A former teacher armed with a handgun and reportedly suffering from depression held 23 hostages — most students — for several hours Thursday in a high school classroom before surrendering calmly, police said.
The 33-year-old man, who was unemployed and looking for work, turned himself in after hours of negotiations as he held the hostages captive throughout the afternoon and early evening, police and local officials said. Nobody was injured in the standoff.
A crack intervention squad brought in by helicopter handled the critical second phase of negotiations that “ended in freedom for the entire group without violence,” Jean-Luc Prigent, a top aide in the local administration told France-Info radio.
The atmosphere in the classroom was calm, with students sending cell phone text messages and calling their families, Stephane Bouillon, top official for the Sarthe region, told The Associated Press.
A school receptionist, Bernadette Mercier, told AP earlier that the man had promised not to harm the students, ages 16 to 18, who were held in an upper-floor study hall.

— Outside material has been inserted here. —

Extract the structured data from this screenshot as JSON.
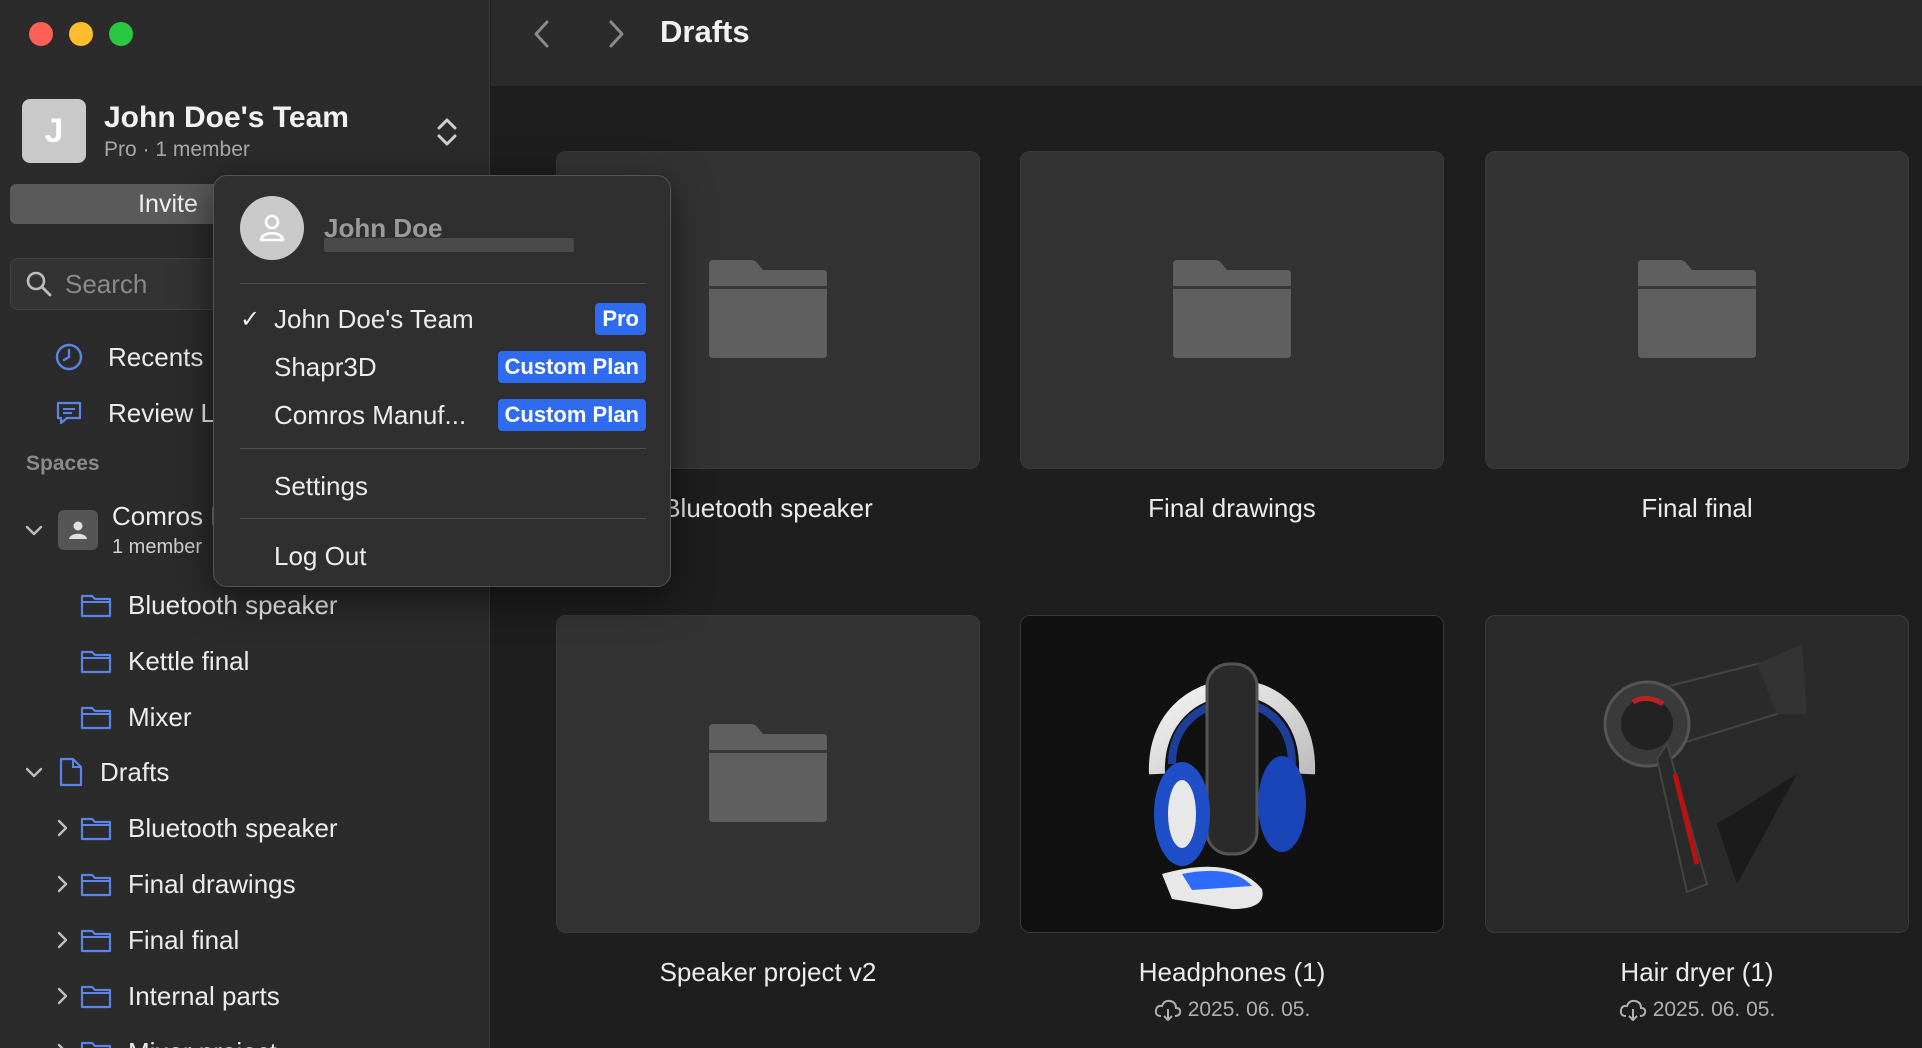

Teacher said to be depressed
Mercier said the former teacher had been “very, very depressed” when he was employed by the school two years ago because of personal problems and now was apparently seeking work.
Authorities had initially given conflicting accounts of how many hostages were taken.
Police took up positions around the school, and elite forces headed there via helicopter from a military airport west of Paris, police said. Interior Minister Nicolas Sarkozy, on a visit to Guadeloupe, said he was following the situation closely.
Mercier said the former teacher had found no work and was known to have been very depressed. School officials allowed him to enter because they knew him, she said.
“He promised a teacher’s assistant that he would do no harm to the students,” Mercier said by telephone, adding that he appeared calm.
'He seemed totally normal'
The receptionist, who was not in the same building as the hostages, said the incident began about 2:30 p.m.
“We knew him, so we simply let him in,” she said. “He seemed totally normal.”
Mercier, who did not identify the gunman, said the school has about 1,500 students.
She said that police were “everywhere,” including on all floors and at all windows of a parallel building.
Prosecutor Jean Elek informed families of students held hostage of the situation, Le Mans court officials said. A crisis center for parents was set up on the school grounds.
Police cordoned off the area in Sable-sur-Sarthe, outside Le Mans. The city famed for its 24-hour annual car race is about 145 miles southwest of Paris, and Sable-sur-Sarthe is about 30 miles from Le Mans.